Skip to content

Quickstart

This page shows the fastest way to start extracting tables using different parser modes.

Use this first when you want one entry point that can handle text-based and scanned PDFs.

import com.extractpdf4j.helpers.Table;
import com.extractpdf4j.parsers.HybridParser;

import java.util.List;

public class HybridQuickStart {
    public static void main(String[] args) throws Exception {
        List<Table> tables = new HybridParser("samples/mixed.pdf")
                .pages("all")
                .dpi(300f)
                .parse();

        if (!tables.isEmpty()) {
            System.out.println(tables.get(0).toCSV(','));
        }
    }
}

Why use it:

  • good default for unknown input
  • useful for mixed batches
  • reduces parser-selection guesswork

2) Stream parser (text-based PDFs)

Use this when the PDF already has a usable text layer.

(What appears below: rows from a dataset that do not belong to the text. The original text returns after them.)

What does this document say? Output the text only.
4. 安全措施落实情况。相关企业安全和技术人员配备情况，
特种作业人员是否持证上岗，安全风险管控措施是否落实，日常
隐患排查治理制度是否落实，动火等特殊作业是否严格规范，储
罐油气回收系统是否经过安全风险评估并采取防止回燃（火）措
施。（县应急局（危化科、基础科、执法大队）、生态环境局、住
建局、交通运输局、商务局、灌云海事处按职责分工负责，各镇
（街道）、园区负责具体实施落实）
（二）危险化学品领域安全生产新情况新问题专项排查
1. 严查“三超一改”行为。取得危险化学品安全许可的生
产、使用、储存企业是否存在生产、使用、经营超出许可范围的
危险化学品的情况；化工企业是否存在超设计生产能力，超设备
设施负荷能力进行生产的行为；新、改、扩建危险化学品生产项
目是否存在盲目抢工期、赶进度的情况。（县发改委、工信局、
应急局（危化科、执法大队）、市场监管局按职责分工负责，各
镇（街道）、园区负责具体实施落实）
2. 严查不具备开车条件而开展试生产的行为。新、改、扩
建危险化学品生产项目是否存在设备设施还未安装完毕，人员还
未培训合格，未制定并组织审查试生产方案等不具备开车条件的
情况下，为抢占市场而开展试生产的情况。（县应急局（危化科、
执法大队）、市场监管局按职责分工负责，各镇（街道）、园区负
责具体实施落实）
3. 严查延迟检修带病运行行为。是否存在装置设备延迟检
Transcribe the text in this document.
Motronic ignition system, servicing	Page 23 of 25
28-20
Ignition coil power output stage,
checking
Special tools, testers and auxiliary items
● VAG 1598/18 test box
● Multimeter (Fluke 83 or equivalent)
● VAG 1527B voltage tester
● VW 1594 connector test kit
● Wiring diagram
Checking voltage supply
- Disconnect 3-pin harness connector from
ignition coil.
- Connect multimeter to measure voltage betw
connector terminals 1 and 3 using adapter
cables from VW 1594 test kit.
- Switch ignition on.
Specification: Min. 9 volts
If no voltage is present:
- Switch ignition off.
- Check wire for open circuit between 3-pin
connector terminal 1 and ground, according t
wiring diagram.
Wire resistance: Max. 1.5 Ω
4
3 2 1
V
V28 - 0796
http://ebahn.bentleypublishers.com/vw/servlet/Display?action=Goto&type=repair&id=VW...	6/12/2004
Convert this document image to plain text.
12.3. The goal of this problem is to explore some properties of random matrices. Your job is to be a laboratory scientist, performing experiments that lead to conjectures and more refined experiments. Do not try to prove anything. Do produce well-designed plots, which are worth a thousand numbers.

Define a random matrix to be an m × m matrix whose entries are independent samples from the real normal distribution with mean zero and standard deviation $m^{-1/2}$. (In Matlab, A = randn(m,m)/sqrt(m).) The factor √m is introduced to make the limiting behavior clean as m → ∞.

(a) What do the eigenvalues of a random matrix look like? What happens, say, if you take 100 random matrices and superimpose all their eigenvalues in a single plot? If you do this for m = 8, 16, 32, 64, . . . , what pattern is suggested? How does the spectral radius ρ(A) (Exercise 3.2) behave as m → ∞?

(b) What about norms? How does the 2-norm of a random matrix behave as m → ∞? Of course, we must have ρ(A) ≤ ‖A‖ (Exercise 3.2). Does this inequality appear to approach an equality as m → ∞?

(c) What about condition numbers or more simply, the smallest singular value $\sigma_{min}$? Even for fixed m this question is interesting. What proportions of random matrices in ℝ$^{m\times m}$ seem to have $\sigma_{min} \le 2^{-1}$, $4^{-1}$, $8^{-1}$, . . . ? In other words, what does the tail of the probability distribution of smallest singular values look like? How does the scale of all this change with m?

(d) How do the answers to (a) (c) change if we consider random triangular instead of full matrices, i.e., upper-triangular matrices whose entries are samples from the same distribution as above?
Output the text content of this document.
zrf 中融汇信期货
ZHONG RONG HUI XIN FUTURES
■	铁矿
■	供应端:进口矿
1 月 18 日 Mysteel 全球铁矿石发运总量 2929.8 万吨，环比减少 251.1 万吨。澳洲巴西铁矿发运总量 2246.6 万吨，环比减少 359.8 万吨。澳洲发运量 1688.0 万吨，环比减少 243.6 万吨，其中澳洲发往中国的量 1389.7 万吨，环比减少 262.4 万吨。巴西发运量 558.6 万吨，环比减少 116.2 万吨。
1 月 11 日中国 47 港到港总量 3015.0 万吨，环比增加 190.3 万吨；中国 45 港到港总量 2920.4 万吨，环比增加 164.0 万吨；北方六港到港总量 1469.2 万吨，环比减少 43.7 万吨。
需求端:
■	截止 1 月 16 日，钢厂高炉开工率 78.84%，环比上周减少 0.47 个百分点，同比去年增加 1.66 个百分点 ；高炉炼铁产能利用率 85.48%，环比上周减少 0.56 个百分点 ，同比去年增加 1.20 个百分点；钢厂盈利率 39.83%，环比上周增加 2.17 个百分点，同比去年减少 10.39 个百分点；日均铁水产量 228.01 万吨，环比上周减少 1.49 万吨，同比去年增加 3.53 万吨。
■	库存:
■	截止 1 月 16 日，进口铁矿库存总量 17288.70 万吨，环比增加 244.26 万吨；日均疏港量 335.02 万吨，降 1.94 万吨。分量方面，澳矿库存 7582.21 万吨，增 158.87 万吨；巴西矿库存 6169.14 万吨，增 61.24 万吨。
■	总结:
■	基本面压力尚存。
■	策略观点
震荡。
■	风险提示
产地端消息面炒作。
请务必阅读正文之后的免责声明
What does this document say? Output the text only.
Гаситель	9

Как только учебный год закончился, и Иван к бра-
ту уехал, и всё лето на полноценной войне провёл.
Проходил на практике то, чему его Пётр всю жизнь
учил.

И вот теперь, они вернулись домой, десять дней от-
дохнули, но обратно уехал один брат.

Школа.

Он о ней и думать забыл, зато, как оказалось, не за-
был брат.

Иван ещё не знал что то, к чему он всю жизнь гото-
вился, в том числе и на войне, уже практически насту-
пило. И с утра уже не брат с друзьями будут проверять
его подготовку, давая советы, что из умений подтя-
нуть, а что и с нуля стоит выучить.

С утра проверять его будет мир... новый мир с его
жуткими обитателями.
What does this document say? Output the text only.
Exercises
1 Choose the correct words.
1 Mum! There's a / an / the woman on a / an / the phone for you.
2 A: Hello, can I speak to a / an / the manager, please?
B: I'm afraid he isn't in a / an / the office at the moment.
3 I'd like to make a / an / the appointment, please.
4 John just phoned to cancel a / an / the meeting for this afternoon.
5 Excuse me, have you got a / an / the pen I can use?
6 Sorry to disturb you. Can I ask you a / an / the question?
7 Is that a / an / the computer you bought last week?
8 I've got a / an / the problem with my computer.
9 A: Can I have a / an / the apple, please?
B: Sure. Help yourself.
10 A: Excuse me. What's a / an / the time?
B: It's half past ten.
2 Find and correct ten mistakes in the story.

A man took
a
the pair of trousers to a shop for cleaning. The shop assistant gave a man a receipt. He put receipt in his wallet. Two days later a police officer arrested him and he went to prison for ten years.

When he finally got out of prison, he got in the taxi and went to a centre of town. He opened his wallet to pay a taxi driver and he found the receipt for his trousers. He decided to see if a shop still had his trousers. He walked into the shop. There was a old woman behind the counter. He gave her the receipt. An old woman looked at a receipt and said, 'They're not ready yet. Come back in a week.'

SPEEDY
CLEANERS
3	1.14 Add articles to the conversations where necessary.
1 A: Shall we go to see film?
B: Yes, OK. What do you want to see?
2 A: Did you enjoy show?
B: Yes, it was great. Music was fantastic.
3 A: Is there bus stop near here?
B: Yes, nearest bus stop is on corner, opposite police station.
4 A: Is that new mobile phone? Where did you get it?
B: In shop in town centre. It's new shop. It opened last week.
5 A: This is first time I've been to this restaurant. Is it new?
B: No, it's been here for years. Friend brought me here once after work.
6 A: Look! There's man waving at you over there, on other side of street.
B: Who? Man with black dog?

import com.extractpdf4j.helpers.Table;
import com.extractpdf4j.parsers.StreamParser;

import java.nio.file.Files;
import java.nio.file.Path;
import java.util.List;

public class StreamQuickStart {
    public static void main(String[] args) throws Exception {
        List<Table> tables = new StreamParser("samples/statement.pdf")
                .pages("1-3")
                .parse();

        if (!tables.isEmpty()) {
            Files.createDirectories(Path.of("out"));
            Files.writeString(Path.of("out/stream_table.csv"), tables.get(0).toCSV(','));
        }
    }
}

Best for:

  • generated PDFs
  • statements
  • text-layer reports

3) Lattice parser (ruled / grid tables)

Use this when table borders are clearly visible.

import com.extractpdf4j.helpers.Table;
import com.extractpdf4j.parsers.LatticeParser;

import java.io.File;
import java.nio.file.Files;
import java.nio.file.Path;
import java.util.List;

public class LatticeQuickStart {
    public static void main(String[] args) throws Exception {
        List<Table> tables = new LatticeParser("samples/scanned.pdf")
                .dpi(300f)
                .keepCells(true)
                .debug(true)
                .debugDir(new File("out/debug"))
                .pages("all")
                .parse();

        Files.createDirectories(Path.of("out"));

        for (int i = 0; i < tables.size(); i++) {
            Files.writeString(Path.of("out/lattice_table_" + i + ".csv"), tables.get(i).toCSV(','));
        }
    }
}

Best for:

  • boxed tables
  • scanned tables with visible lines
  • grid-heavy layouts

4) OCR-assisted stream parser

Use this when the text layer is weak or missing.

import com.extractpdf4j.helpers.Table;
import com.extractpdf4j.parsers.OcrStreamParser;

import java.util.List;

public class OcrQuickStart {
    public static void main(String[] args) throws Exception {
        List<Table> tables = new OcrStreamParser("samples/scan.pdf")
                .pages("1-2")
                .dpi(300f)
                .parse();

        System.out.println("Tables found: " + tables.size());
    }
}

Best for:

  • scanned statements
  • image-heavy PDFs
  • OCR recovery cases

5) Batch extraction (folder to CSV)

Use this when processing multiple PDFs.

import com.extractpdf4j.helpers.Table;
import com.extractpdf4j.parsers.HybridParser;

import java.io.File;
import java.nio.file.Files;
import java.nio.file.Path;
import java.util.List;

public class BatchQuickStart {
    public static void main(String[] args) throws Exception {
        Files.createDirectories(Path.of("./out"));

        for (File pdf : new File("./invoices").listFiles(f -> f.getName().endsWith(".pdf"))) {
            List<Table> tables = new HybridParser(pdf.getPath())
                    .dpi(300f)
                    .parse();

            if (!tables.isEmpty()) {
                Files.writeString(
                        Path.of("./out/" + pdf.getName() + ".csv"),
                        tables.get(0).toCSV(',')
                );
            }
        }
    }
}

Tips for better results

  • Start with HybridParser
  • Use dpi(300f) for scanned PDFs
  • Use page ranges to limit noisy pages
  • Use debug output when layout detection is unclear
  • Normalize headers downstream when documents vary